South Carolina Weighs State-Wide Wireless Access in Broadband Plans

September 21 – The South Carolina Educational Broadband Service Commission is under pressure to develop an innovative solution for state-wide broadband access, but the clock is ticking.

Broadband Census South Carolina

This is the 15th of a series of articles surveying the state of broadband, and broadband data, within each of the United States and its territories. Among the next profiles: Nebraska, Utah, and Virginia.

September 21 – The South Carolina Educational Broadband Service Commission is under pressure to develop an innovative solution for state-wide broadband access, but the clock is ticking.
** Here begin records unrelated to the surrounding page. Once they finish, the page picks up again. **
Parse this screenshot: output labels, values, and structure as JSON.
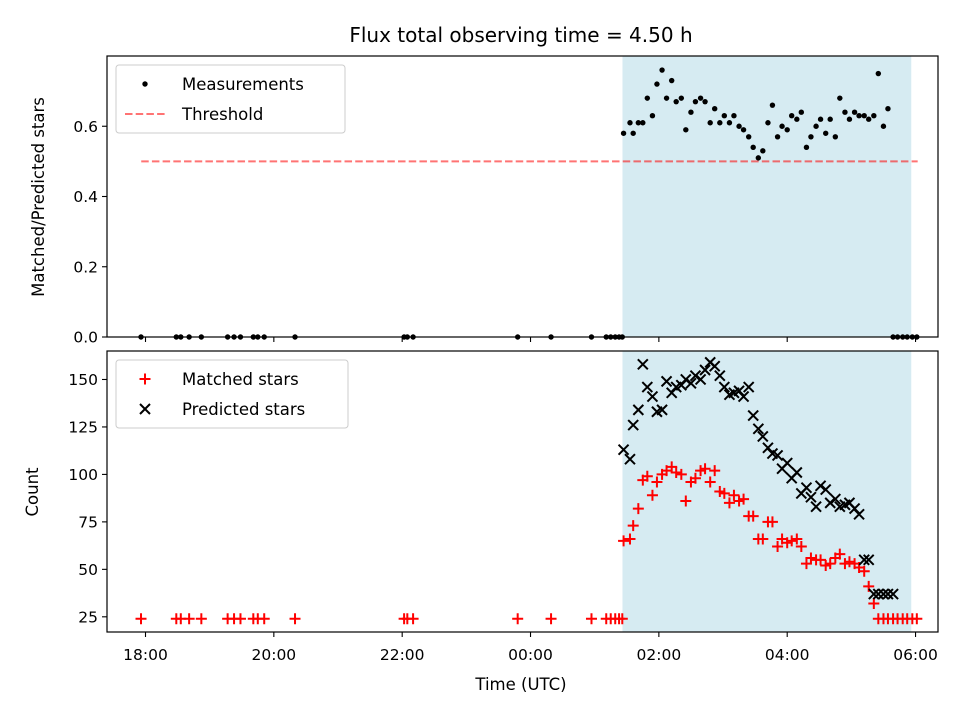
{
  "title": "Flux total observing time = 4.50 h",
  "colors": {
    "shade": "#add8e6",
    "threshold": "#ff0000",
    "matched": "#ff0000",
    "predicted": "#000000",
    "measurement": "#000000"
  },
  "chart_data": [
    {
      "type": "scatter",
      "ylabel": "Matched/Predicted stars",
      "ylim": [
        0,
        0.8
      ],
      "yticks": [
        "0.0",
        "0.2",
        "0.4",
        "0.6"
      ],
      "xlim": [
        -0.6,
        12.35
      ],
      "legend_position": "upper left",
      "shaded_interval": [
        "01:26",
        "05:56"
      ],
      "threshold": {
        "name": "Threshold",
        "value": 0.5,
        "x": [
          "17:56",
          "06:02"
        ],
        "style": "dashed"
      },
      "series": [
        {
          "name": "Measurements",
          "marker": "dot",
          "x": [
            -0.07,
            0.48,
            0.55,
            0.68,
            0.87,
            1.28,
            1.38,
            1.48,
            1.68,
            1.75,
            1.85,
            2.33,
            4.03,
            4.08,
            4.17,
            5.8,
            6.32,
            6.95,
            7.18,
            7.25,
            7.32,
            7.38,
            7.43,
            7.45,
            7.55,
            7.6,
            7.68,
            7.75,
            7.82,
            7.9,
            7.97,
            8.05,
            8.12,
            8.2,
            8.27,
            8.35,
            8.42,
            8.5,
            8.57,
            8.65,
            8.72,
            8.8,
            8.87,
            8.95,
            9.02,
            9.1,
            9.17,
            9.25,
            9.32,
            9.4,
            9.47,
            9.55,
            9.62,
            9.7,
            9.77,
            9.85,
            9.92,
            10.0,
            10.07,
            10.15,
            10.22,
            10.3,
            10.37,
            10.45,
            10.52,
            10.6,
            10.67,
            10.75,
            10.82,
            10.9,
            10.97,
            11.05,
            11.12,
            11.2,
            11.27,
            11.35,
            11.42,
            11.5,
            11.57,
            11.65,
            11.72,
            11.8,
            11.87,
            11.95,
            12.02
          ],
          "y": [
            0,
            0,
            0,
            0,
            0,
            0,
            0,
            0,
            0,
            0,
            0,
            0,
            0,
            0,
            0,
            0,
            0,
            0,
            0,
            0,
            0,
            0,
            0,
            0.58,
            0.61,
            0.58,
            0.61,
            0.61,
            0.68,
            0.63,
            0.72,
            0.76,
            0.68,
            0.73,
            0.67,
            0.68,
            0.59,
            0.64,
            0.67,
            0.68,
            0.67,
            0.61,
            0.65,
            0.61,
            0.63,
            0.61,
            0.63,
            0.6,
            0.59,
            0.57,
            0.54,
            0.51,
            0.53,
            0.61,
            0.66,
            0.57,
            0.6,
            0.59,
            0.63,
            0.62,
            0.64,
            0.54,
            0.57,
            0.6,
            0.62,
            0.58,
            0.62,
            0.57,
            0.68,
            0.64,
            0.62,
            0.64,
            0.63,
            0.63,
            0.62,
            0.63,
            0.75,
            0.6,
            0.65,
            0,
            0,
            0,
            0,
            0,
            0
          ]
        }
      ]
    },
    {
      "type": "scatter",
      "ylabel": "Count",
      "xlabel": "Time (UTC)",
      "ylim": [
        17,
        165
      ],
      "yticks": [
        "25",
        "50",
        "75",
        "100",
        "125",
        "150"
      ],
      "xlim": [
        -0.6,
        12.35
      ],
      "xticks": [
        "18:00",
        "20:00",
        "22:00",
        "00:00",
        "02:00",
        "04:00",
        "06:00"
      ],
      "legend_position": "upper left",
      "shaded_interval": [
        "01:26",
        "05:56"
      ],
      "series": [
        {
          "name": "Matched stars",
          "marker": "plus",
          "x": [
            -0.07,
            0.48,
            0.55,
            0.68,
            0.87,
            1.28,
            1.38,
            1.48,
            1.68,
            1.75,
            1.85,
            2.33,
            4.03,
            4.08,
            4.17,
            5.8,
            6.32,
            6.95,
            7.18,
            7.25,
            7.32,
            7.38,
            7.43,
            7.45,
            7.55,
            7.6,
            7.68,
            7.75,
            7.82,
            7.9,
            7.97,
            8.05,
            8.12,
            8.2,
            8.27,
            8.35,
            8.42,
            8.5,
            8.57,
            8.65,
            8.72,
            8.8,
            8.87,
            8.95,
            9.02,
            9.1,
            9.17,
            9.25,
            9.32,
            9.4,
            9.47,
            9.55,
            9.62,
            9.7,
            9.77,
            9.85,
            9.92,
            10.0,
            10.07,
            10.15,
            10.22,
            10.3,
            10.37,
            10.45,
            10.52,
            10.6,
            10.67,
            10.75,
            10.82,
            10.9,
            10.97,
            11.05,
            11.12,
            11.2,
            11.27,
            11.35,
            11.42,
            11.5,
            11.57,
            11.65,
            11.72,
            11.8,
            11.87,
            11.95,
            12.02
          ],
          "y": [
            24,
            24,
            24,
            24,
            24,
            24,
            24,
            24,
            24,
            24,
            24,
            24,
            24,
            24,
            24,
            24,
            24,
            24,
            24,
            24,
            24,
            24,
            24,
            65,
            66,
            73,
            82,
            97,
            99,
            89,
            96,
            100,
            102,
            104,
            101,
            100,
            86,
            96,
            98,
            102,
            103,
            96,
            102,
            91,
            90,
            85,
            89,
            86,
            87,
            78,
            78,
            66,
            66,
            75,
            75,
            62,
            66,
            64,
            65,
            66,
            62,
            53,
            56,
            55,
            55,
            52,
            53,
            56,
            58,
            53,
            54,
            53,
            51,
            49,
            41,
            32,
            24,
            24,
            24,
            24,
            24,
            24,
            24,
            24,
            24
          ]
        },
        {
          "name": "Predicted stars",
          "marker": "x",
          "x": [
            7.45,
            7.55,
            7.6,
            7.68,
            7.75,
            7.82,
            7.9,
            7.97,
            8.05,
            8.12,
            8.2,
            8.27,
            8.35,
            8.42,
            8.5,
            8.57,
            8.65,
            8.72,
            8.8,
            8.87,
            8.95,
            9.02,
            9.1,
            9.17,
            9.25,
            9.32,
            9.4,
            9.47,
            9.55,
            9.62,
            9.7,
            9.77,
            9.85,
            9.92,
            10.0,
            10.07,
            10.15,
            10.22,
            10.3,
            10.37,
            10.45,
            10.52,
            10.6,
            10.67,
            10.75,
            10.82,
            10.9,
            10.97,
            11.05,
            11.12,
            11.2,
            11.27,
            11.35,
            11.42,
            11.5,
            11.57,
            11.65
          ],
          "y": [
            113,
            108,
            126,
            134,
            158,
            146,
            141,
            133,
            134,
            149,
            143,
            146,
            147,
            150,
            148,
            152,
            150,
            155,
            159,
            157,
            152,
            146,
            142,
            143,
            144,
            141,
            146,
            131,
            124,
            120,
            114,
            111,
            110,
            103,
            106,
            98,
            101,
            90,
            93,
            88,
            83,
            94,
            92,
            85,
            87,
            83,
            84,
            85,
            82,
            79,
            55,
            55,
            37,
            37,
            37,
            37,
            37
          ]
        }
      ]
    }
  ]
}
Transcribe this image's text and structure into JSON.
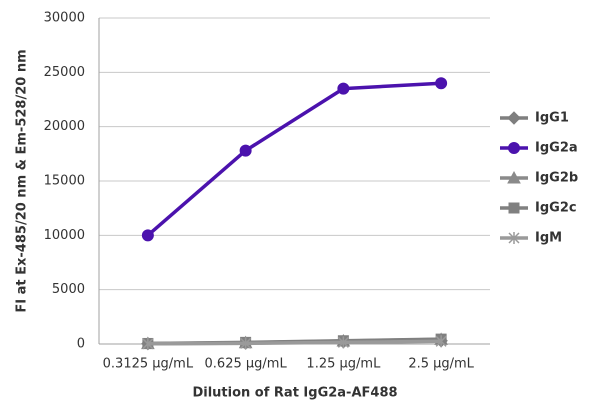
{
  "chart_data": {
    "type": "line",
    "x_label": "Dilution of Rat IgG2a-AF488",
    "y_label": "FI at Ex-485/20 nm & Em-528/20 nm",
    "categories": [
      "0.3125 µg/mL",
      "0.625 µg/mL",
      "1.25 µg/mL",
      "2.5 µg/mL"
    ],
    "series": [
      {
        "name": "IgG1",
        "color": "#7f7f7f",
        "marker": "diamond",
        "values": [
          30,
          80,
          200,
          300
        ]
      },
      {
        "name": "IgG2a",
        "color": "#4b12ad",
        "marker": "circle",
        "values": [
          10000,
          17800,
          23500,
          24000
        ]
      },
      {
        "name": "IgG2b",
        "color": "#8a8a8a",
        "marker": "triangle",
        "values": [
          40,
          120,
          280,
          420
        ]
      },
      {
        "name": "IgG2c",
        "color": "#808080",
        "marker": "square",
        "values": [
          50,
          150,
          300,
          450
        ]
      },
      {
        "name": "IgM",
        "color": "#9a9a9a",
        "marker": "asterisk",
        "values": [
          20,
          60,
          150,
          250
        ]
      }
    ],
    "ylim": [
      0,
      30000
    ],
    "yticks": [
      0,
      5000,
      10000,
      15000,
      20000,
      25000,
      30000
    ],
    "grid": true,
    "legend": "right"
  }
}
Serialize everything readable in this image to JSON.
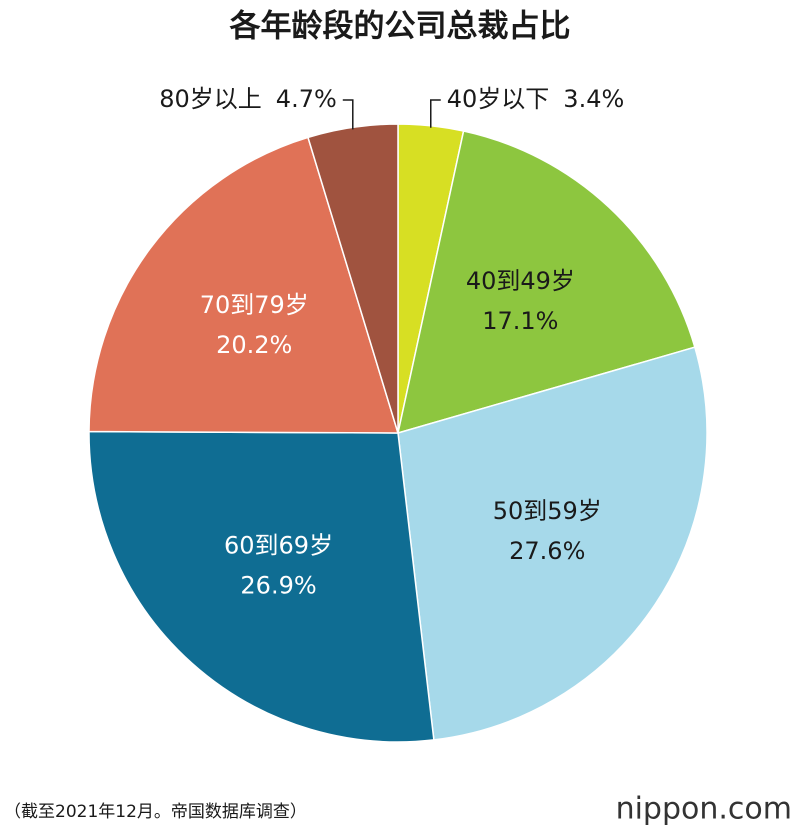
{
  "chart_data": {
    "type": "pie",
    "title": "各年龄段的公司总裁占比",
    "categories": [
      "40岁以下",
      "40到49岁",
      "50到59岁",
      "60到69岁",
      "70到79岁",
      "80岁以上"
    ],
    "values": [
      3.4,
      17.1,
      27.6,
      26.9,
      20.2,
      4.7
    ],
    "value_labels": [
      "3.4%",
      "17.1%",
      "27.6%",
      "26.9%",
      "20.2%",
      "4.7%"
    ],
    "colors": [
      "#d7df23",
      "#8dc63f",
      "#a6d9ea",
      "#0f6d93",
      "#e07257",
      "#a0533f"
    ],
    "source": "（截至2021年12月。帝国数据库调查）",
    "logo": "nippon.com"
  }
}
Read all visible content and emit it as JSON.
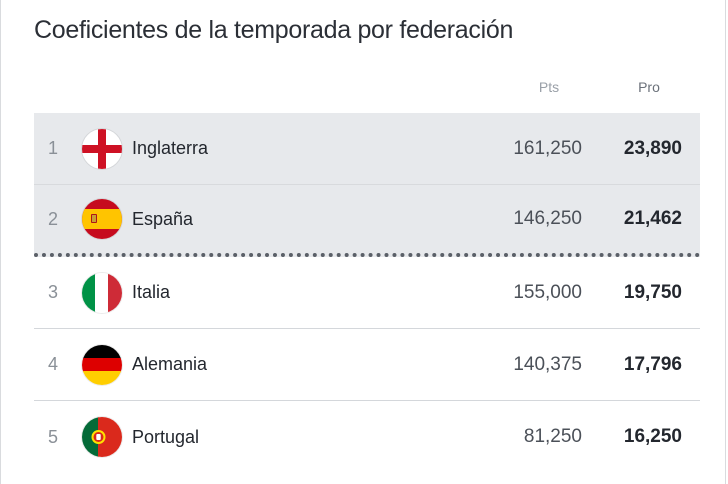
{
  "title": "Coeficientes de la temporada por federación",
  "columns": {
    "pts": "Pts",
    "pro": "Pro"
  },
  "rows": [
    {
      "rank": "1",
      "name": "Inglaterra",
      "pts": "161,250",
      "pro": "23,890",
      "flag_icon": "england-flag-icon"
    },
    {
      "rank": "2",
      "name": "España",
      "pts": "146,250",
      "pro": "21,462",
      "flag_icon": "spain-flag-icon"
    },
    {
      "rank": "3",
      "name": "Italia",
      "pts": "155,000",
      "pro": "19,750",
      "flag_icon": "italy-flag-icon"
    },
    {
      "rank": "4",
      "name": "Alemania",
      "pts": "140,375",
      "pro": "17,796",
      "flag_icon": "germany-flag-icon"
    },
    {
      "rank": "5",
      "name": "Portugal",
      "pts": "81,250",
      "pro": "16,250",
      "flag_icon": "portugal-flag-icon"
    }
  ],
  "colors": {
    "highlight_bg": "#e7e9ec",
    "text_primary": "#23272e",
    "text_muted": "#8a9097",
    "dotted_separator": "#5b6068"
  }
}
The seven-person commission is scheduled to hold its first meeting on September 22 – and will have only four months thereafter to submit its plan to the Federal Communications Commission for transitioning a unique band of radio frequencies from its educational broadcasting service to wireless broadband.

The frequencies occupy the 2.5 Gigahertz (GHz) band of spectrum. This band is distinct from the much-talked-about 700 MHz band licensed to commercial broadcasters, and which is the subject of the transition to digital television scheduled to take place on February 19, 2009.

These 2.5GHz frequencies are reserved for educational organizations and institutions, but South Carolina is the only state in the nation with state-wide control of frequencies. In South Carolina, the spectrum is used by state-owned broadcaster ETV.

As ETV transitions to a more efficient digital broadcast by February 2009, a large portion of the 2.5 GHz band could be utilized by other broadcast technologies, including wireless broadband.

Although state officials in Columbia, the capital, have been engaged in the issues surrounding broadband spectrum, many questions remain about the efficacy of a state-wide wireless network and the best model for utilizing the frequencies.

It is still unclear whether the state government will be able to take advantage of its unique opportunity.

Many in South Carolina are concerned that the state government is not moving quickly enough to seize upon the opportunity presented by the 2.5 GHz spectrum.

”Of all the impacts we could have on education in South Carolina, better and more broadband to all our schools and communities is the biggest,” said State Rep. Dwight Loftis, serving District 19 in Greenville County.

“The leadership of South Carolina needs to move fast,” says Representative Loftis, “we have a deadline of January 19 and I’m afraid we’re not moving fast enough.”

Dr. Jabari Simama, vice president of community development at Benedict College, has also promoted the availability of broadband technology on the local level. He said that the economic development of communities in South Carolina depends upon affordable access. His series of conferences on “Broadband in Cities and Towns” have been a focal point for discussions on technology and economic development among South Carolina communities.

To meet the deadline for submitting a plan for the 2.5 GHz spectrum to the FCC, the South Carolina Broadband Technology and Communication Study Committee recommended the state undertake two studies.

One would assess the current state of broadband infrastructure in South Carolina and citizens’ access to it. The other would assess the best business model to move forward so that the state receives the most benefit from the newly opened spectrum.

To meet the first recommendation, the state briefly partnered with Connected Nation, Inc., a non-profit group that conducts broadband needs assessments and develops programs to improve connectivity. The group initially estimated that 94 percent of South Carolinians had access to broadband, but the state has not followed up for more in-depth studies.

Little has been produced in response to the recommendation to study the best uses of the 2.5 GHz spectrum, either. Meanwhile, the South Carolina Educational Broadband Service Commission has been tasked by the legislature to seek proposals that utilize the spectrum capacity through business models and then to choose the best business model and private sector partner for the state.

The Commission’s upcoming meeting in Columbia should shed more light on the process for South Carolinians concerned about improving broadband access and the state’s plan for the valuable spectrum.

“If we pass this [spectrum] on to the FCC it will be a great loss,” said Loftis. “South Carolina will lose an excellent opportunity to reach everyone in the state with broadband technology.”